Integrated transport in Lyon
France’s integrated transport flagship
Lyon is best known for its exceptional culinary delights, but the French city is also recognised as an outstanding example of integrated public transport solutions and seamless connections.
Keolis operates Lyon's urban public transport network, TCL, which is overseen by the public transport authority SYTRAL, made up of representatives from the Rhone Department and the Greater Lyon Council.
The city's four metro lines account for 50% of the 1.4 million daily journeys on the network. The latest addition to the metro system, line D, is entirely driverless and was a great success with passengers as soon as it was launched in 1991.
Like many European cities, Lyon over the last ten years has rebuilt its tram network, which had been pulled up at the end of the 19th century to make way for road traffic., The city now has four tram lines, the latest of which was launched in April 2009.

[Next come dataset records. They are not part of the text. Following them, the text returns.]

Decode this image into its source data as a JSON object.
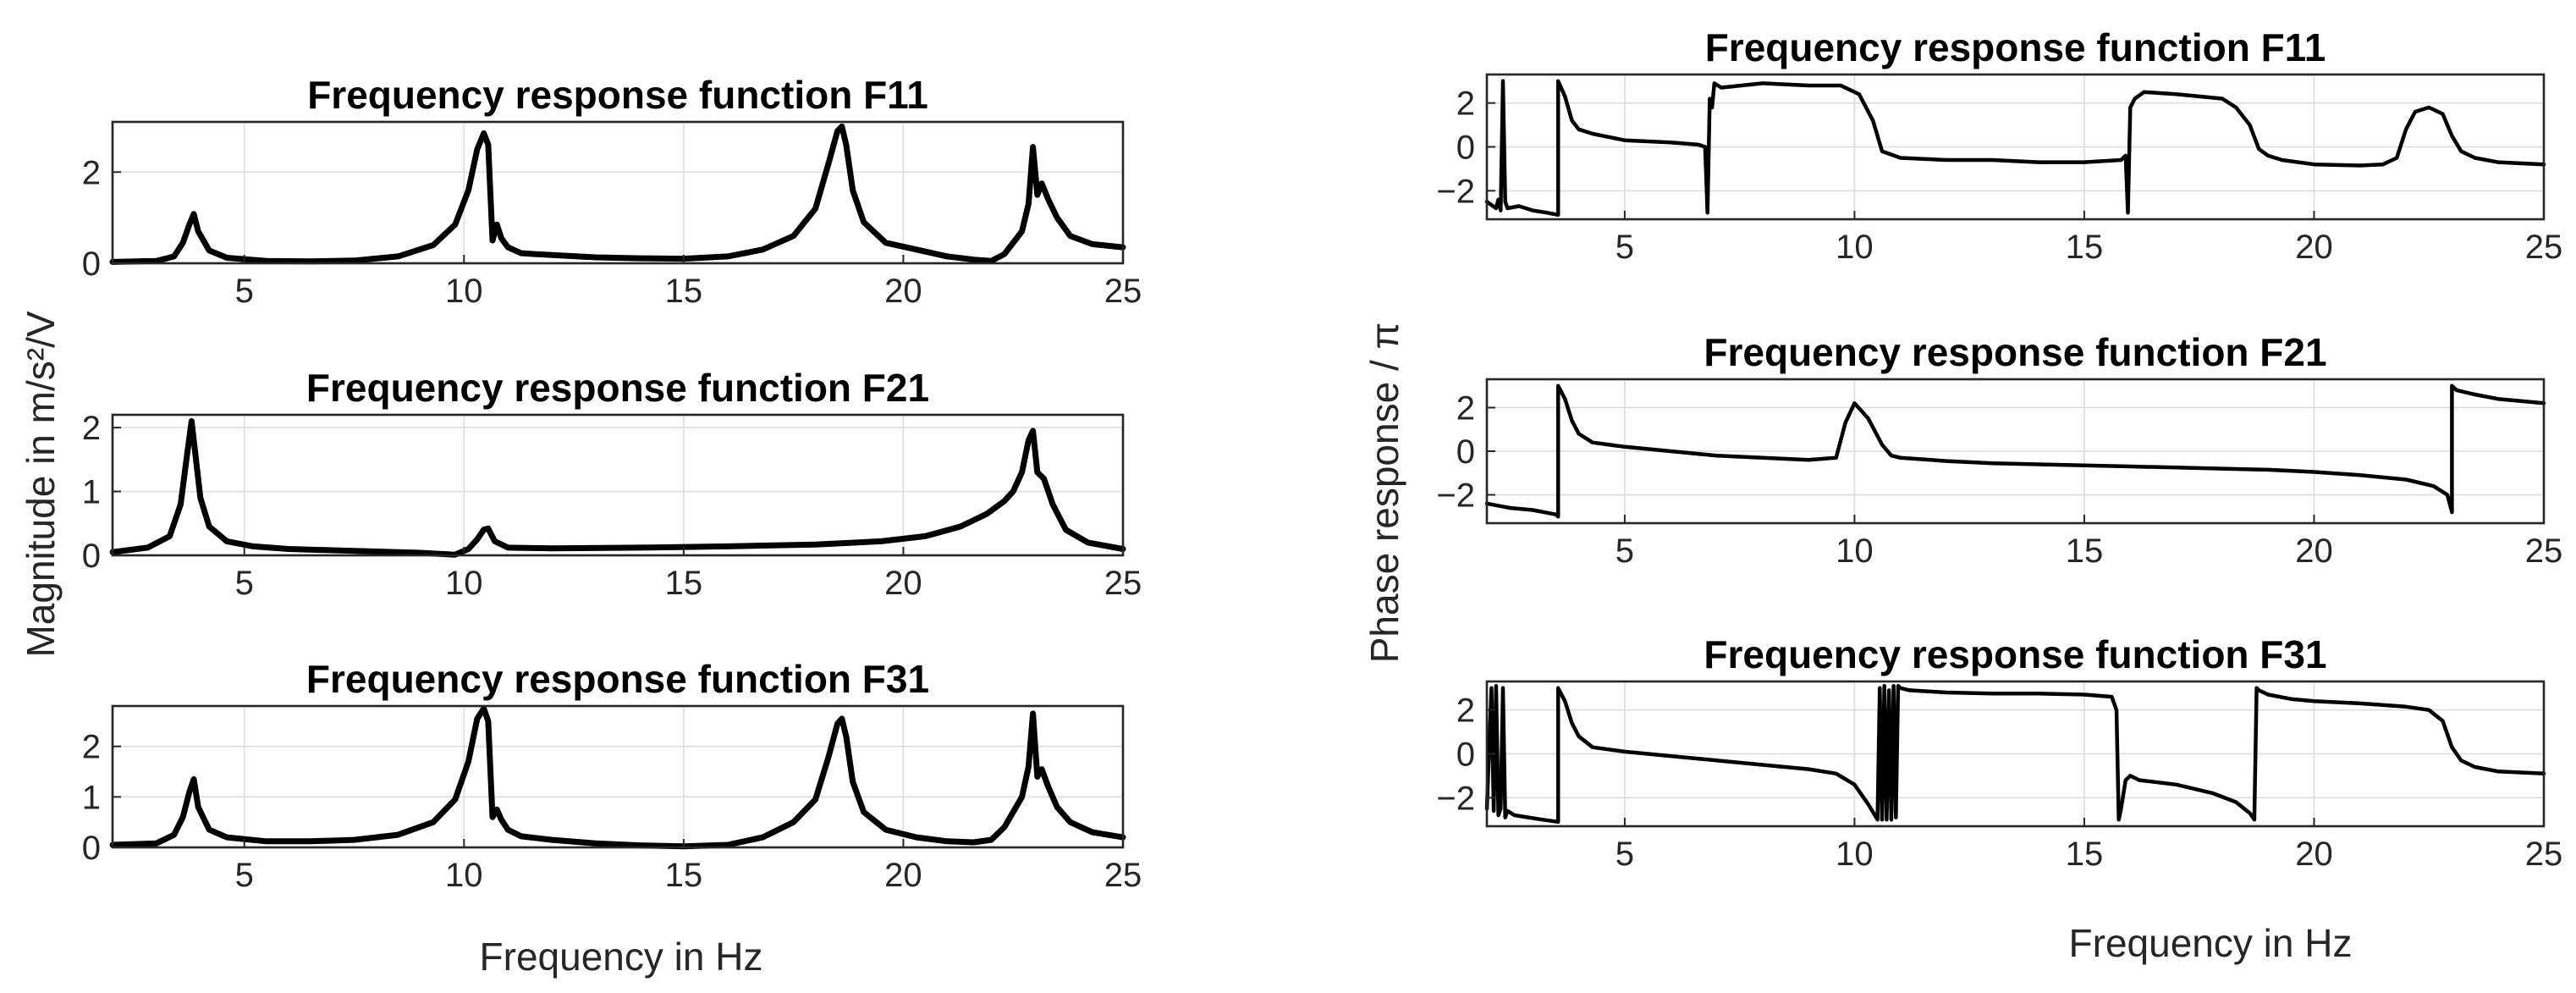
{
  "figure": {
    "left_ylabel": "Magnitude in m/s²/V",
    "left_xlabel": "Frequency in Hz",
    "right_ylabel": "Phase response / π",
    "right_xlabel": "Frequency in Hz"
  },
  "chart_data": [
    {
      "type": "line",
      "id": "mag-F11",
      "title": "Frequency response function F11",
      "xlim": [
        2,
        25
      ],
      "ylim": [
        0,
        3.1
      ],
      "xticks": [
        5,
        10,
        15,
        20,
        25
      ],
      "yticks": [
        0,
        2
      ],
      "grid": true,
      "series": [
        {
          "x": [
            2.0,
            3.0,
            3.4,
            3.6,
            3.75,
            3.85,
            3.95,
            4.2,
            4.6,
            5.5,
            6.5,
            7.5,
            8.5,
            9.3,
            9.8,
            10.1,
            10.3,
            10.45,
            10.55,
            10.65,
            10.75,
            10.85,
            11.0,
            11.3,
            12,
            13,
            14,
            15,
            16,
            16.8,
            17.5,
            18.0,
            18.3,
            18.5,
            18.6,
            18.7,
            18.85,
            19.1,
            19.6,
            20.3,
            21.0,
            21.6,
            22.0,
            22.3,
            22.5,
            22.7,
            22.85,
            22.95,
            23.05,
            23.15,
            23.3,
            23.5,
            23.8,
            24.3,
            25.0
          ],
          "y": [
            0.03,
            0.05,
            0.15,
            0.45,
            0.85,
            1.08,
            0.7,
            0.28,
            0.12,
            0.05,
            0.04,
            0.06,
            0.15,
            0.4,
            0.85,
            1.6,
            2.5,
            2.85,
            2.6,
            0.5,
            0.85,
            0.55,
            0.35,
            0.22,
            0.18,
            0.13,
            0.11,
            0.1,
            0.15,
            0.3,
            0.6,
            1.2,
            2.2,
            2.9,
            3.0,
            2.6,
            1.6,
            0.9,
            0.45,
            0.3,
            0.15,
            0.08,
            0.05,
            0.2,
            0.45,
            0.7,
            1.3,
            2.55,
            1.5,
            1.75,
            1.4,
            1.0,
            0.6,
            0.42,
            0.35
          ]
        }
      ]
    },
    {
      "type": "line",
      "id": "mag-F21",
      "title": "Frequency response function F21",
      "xlim": [
        2,
        25
      ],
      "ylim": [
        0,
        2.2
      ],
      "xticks": [
        5,
        10,
        15,
        20,
        25
      ],
      "yticks": [
        0,
        1,
        2
      ],
      "grid": true,
      "series": [
        {
          "x": [
            2.0,
            2.8,
            3.3,
            3.55,
            3.7,
            3.8,
            3.9,
            4.0,
            4.2,
            4.6,
            5.2,
            6,
            7,
            8,
            9,
            9.8,
            10.1,
            10.3,
            10.45,
            10.55,
            10.7,
            11.0,
            12,
            14,
            16,
            18,
            19.5,
            20.5,
            21.3,
            21.9,
            22.3,
            22.5,
            22.7,
            22.85,
            22.95,
            23.05,
            23.2,
            23.4,
            23.7,
            24.2,
            25.0
          ],
          "y": [
            0.05,
            0.12,
            0.3,
            0.8,
            1.6,
            2.1,
            1.5,
            0.9,
            0.45,
            0.22,
            0.14,
            0.1,
            0.08,
            0.06,
            0.04,
            0.01,
            0.1,
            0.25,
            0.4,
            0.42,
            0.22,
            0.12,
            0.11,
            0.12,
            0.14,
            0.17,
            0.22,
            0.3,
            0.45,
            0.65,
            0.85,
            1.0,
            1.3,
            1.8,
            1.95,
            1.3,
            1.2,
            0.8,
            0.4,
            0.2,
            0.1
          ]
        }
      ]
    },
    {
      "type": "line",
      "id": "mag-F31",
      "title": "Frequency response function F31",
      "xlim": [
        2,
        25
      ],
      "ylim": [
        0,
        2.8
      ],
      "xticks": [
        5,
        10,
        15,
        20,
        25
      ],
      "yticks": [
        0,
        1,
        2
      ],
      "grid": true,
      "series": [
        {
          "x": [
            2.0,
            3.0,
            3.4,
            3.6,
            3.75,
            3.85,
            3.95,
            4.2,
            4.6,
            5.5,
            6.5,
            7.5,
            8.5,
            9.3,
            9.8,
            10.1,
            10.3,
            10.45,
            10.55,
            10.65,
            10.75,
            10.85,
            11.0,
            11.3,
            12,
            13,
            14,
            15,
            16,
            16.8,
            17.5,
            18.0,
            18.3,
            18.5,
            18.6,
            18.7,
            18.85,
            19.1,
            19.6,
            20.3,
            21.0,
            21.6,
            22.0,
            22.3,
            22.5,
            22.7,
            22.85,
            22.95,
            23.05,
            23.15,
            23.3,
            23.5,
            23.8,
            24.3,
            25.0
          ],
          "y": [
            0.05,
            0.08,
            0.25,
            0.6,
            1.1,
            1.35,
            0.8,
            0.35,
            0.2,
            0.12,
            0.12,
            0.15,
            0.25,
            0.5,
            0.95,
            1.7,
            2.55,
            2.75,
            2.5,
            0.6,
            0.75,
            0.55,
            0.35,
            0.22,
            0.15,
            0.08,
            0.04,
            0.02,
            0.05,
            0.2,
            0.5,
            0.95,
            1.8,
            2.45,
            2.55,
            2.2,
            1.3,
            0.7,
            0.35,
            0.2,
            0.12,
            0.1,
            0.15,
            0.4,
            0.7,
            1.0,
            1.6,
            2.65,
            1.4,
            1.55,
            1.2,
            0.8,
            0.5,
            0.3,
            0.2
          ]
        }
      ]
    },
    {
      "type": "line",
      "id": "phase-F11",
      "title": "Frequency response function F11",
      "xlim": [
        2,
        25
      ],
      "ylim": [
        -3.3,
        3.3
      ],
      "xticks": [
        5,
        10,
        15,
        20,
        25
      ],
      "yticks": [
        -2,
        0,
        2
      ],
      "grid": true,
      "series": [
        {
          "x": [
            2.0,
            2.2,
            2.25,
            2.3,
            2.35,
            2.4,
            2.45,
            2.7,
            3.0,
            3.3,
            3.55,
            3.55,
            3.7,
            3.85,
            4.0,
            4.3,
            5,
            6,
            6.6,
            6.75,
            6.8,
            6.85,
            6.9,
            6.95,
            7.1,
            8,
            9,
            9.7,
            10.1,
            10.4,
            10.6,
            11,
            12,
            13,
            14,
            15,
            15.8,
            15.9,
            15.95,
            16.0,
            16.1,
            16.3,
            17,
            17.5,
            18.0,
            18.3,
            18.6,
            18.8,
            19.0,
            19.3,
            20,
            21,
            21.5,
            21.8,
            22.0,
            22.2,
            22.5,
            22.8,
            23.0,
            23.2,
            23.5,
            24,
            25
          ],
          "y": [
            -2.5,
            -2.8,
            -2.4,
            -2.9,
            3.0,
            -2.5,
            -2.8,
            -2.7,
            -2.9,
            -3.0,
            -3.1,
            3.0,
            2.3,
            1.2,
            0.8,
            0.6,
            0.3,
            0.2,
            0.1,
            0.0,
            -3.0,
            2.2,
            1.8,
            2.9,
            2.7,
            2.9,
            2.8,
            2.8,
            2.4,
            1.2,
            -0.2,
            -0.5,
            -0.6,
            -0.6,
            -0.7,
            -0.7,
            -0.6,
            -0.4,
            -3.0,
            1.8,
            2.2,
            2.5,
            2.4,
            2.3,
            2.2,
            1.8,
            1.0,
            -0.1,
            -0.4,
            -0.6,
            -0.8,
            -0.85,
            -0.8,
            -0.5,
            0.8,
            1.6,
            1.8,
            1.5,
            0.5,
            -0.2,
            -0.5,
            -0.7,
            -0.8
          ]
        }
      ]
    },
    {
      "type": "line",
      "id": "phase-F21",
      "title": "Frequency response function F21",
      "xlim": [
        2,
        25
      ],
      "ylim": [
        -3.3,
        3.3
      ],
      "xticks": [
        5,
        10,
        15,
        20,
        25
      ],
      "yticks": [
        -2,
        0,
        2
      ],
      "grid": true,
      "series": [
        {
          "x": [
            2.0,
            2.5,
            3.0,
            3.5,
            3.55,
            3.55,
            3.7,
            3.85,
            4.0,
            4.3,
            5,
            6,
            7,
            8,
            9,
            9.6,
            9.8,
            10.0,
            10.3,
            10.6,
            10.8,
            11,
            12,
            13,
            14,
            15,
            16,
            17,
            18,
            19,
            20,
            21,
            22,
            22.6,
            22.9,
            23.0,
            23.0,
            23.1,
            23.5,
            24,
            25
          ],
          "y": [
            -2.4,
            -2.6,
            -2.7,
            -2.9,
            -3.0,
            3.0,
            2.4,
            1.4,
            0.8,
            0.4,
            0.2,
            0.0,
            -0.2,
            -0.3,
            -0.4,
            -0.3,
            1.3,
            2.2,
            1.5,
            0.3,
            -0.2,
            -0.3,
            -0.45,
            -0.55,
            -0.6,
            -0.65,
            -0.7,
            -0.75,
            -0.8,
            -0.85,
            -0.95,
            -1.1,
            -1.3,
            -1.6,
            -2.0,
            -2.8,
            3.0,
            2.8,
            2.6,
            2.4,
            2.2
          ]
        }
      ]
    },
    {
      "type": "line",
      "id": "phase-F31",
      "title": "Frequency response function F31",
      "xlim": [
        2,
        25
      ],
      "ylim": [
        -3.3,
        3.3
      ],
      "xticks": [
        5,
        10,
        15,
        20,
        25
      ],
      "yticks": [
        -2,
        0,
        2
      ],
      "grid": true,
      "series": [
        {
          "x": [
            2.0,
            2.1,
            2.15,
            2.2,
            2.25,
            2.3,
            2.35,
            2.4,
            2.45,
            2.6,
            2.9,
            3.2,
            3.55,
            3.55,
            3.7,
            3.85,
            4.0,
            4.3,
            5,
            6,
            7,
            8,
            9,
            9.6,
            10.0,
            10.3,
            10.5,
            10.55,
            10.6,
            10.65,
            10.7,
            10.75,
            10.8,
            10.85,
            10.9,
            10.95,
            11.0,
            11.2,
            12,
            13,
            14,
            15,
            15.6,
            15.7,
            15.75,
            15.8,
            15.9,
            16.0,
            16.2,
            17,
            17.8,
            18.3,
            18.6,
            18.7,
            18.75,
            18.8,
            19.0,
            19.5,
            20,
            21,
            22,
            22.5,
            22.8,
            23.0,
            23.2,
            23.5,
            24,
            25
          ],
          "y": [
            -2.5,
            3.0,
            -2.6,
            3.1,
            -2.8,
            -2.5,
            3.0,
            -2.9,
            -2.6,
            -2.8,
            -2.9,
            -3.0,
            -3.1,
            3.0,
            2.4,
            1.4,
            0.8,
            0.3,
            0.1,
            -0.1,
            -0.3,
            -0.5,
            -0.7,
            -0.9,
            -1.4,
            -2.3,
            -3.0,
            3.0,
            -3.0,
            3.1,
            -3.0,
            2.9,
            -3.0,
            3.1,
            -2.9,
            3.1,
            3.0,
            2.9,
            2.8,
            2.75,
            2.75,
            2.7,
            2.6,
            2.0,
            -3.0,
            -2.5,
            -1.2,
            -1.0,
            -1.2,
            -1.4,
            -1.8,
            -2.2,
            -2.7,
            -3.0,
            3.0,
            2.9,
            2.7,
            2.5,
            2.4,
            2.3,
            2.15,
            2.0,
            1.5,
            0.3,
            -0.3,
            -0.6,
            -0.8,
            -0.9
          ]
        }
      ]
    }
  ]
}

The city's bus network is exemplary in many ways. Reaching out into the less densely-populated regions around Lyon, it often has the benefit of bus lanes that increase average speeds and maintain the appeal of public transport compared to automobiles. Four bus lines, named Cristallis, are qualified as bus rapid transit lines (BRT) with regular and frequent services all day.
And Lyon also makes extensive use of electric power, running catenary-equipped trolleybuses throughout the city to limit air and noise pollution.
In addition, Keolis also manages connections with 20 park-and-ride car parks located at strategic interchange points across the public transport network. These provide a total of more than 7,500 spaces. Moreover, parking is free for public transport ticket holders.
Keolis' public transport offer also extends to people with reduced mobility through the Optibus service, an on-demand and adapted service for wheelchair users, or people with other mobility problems.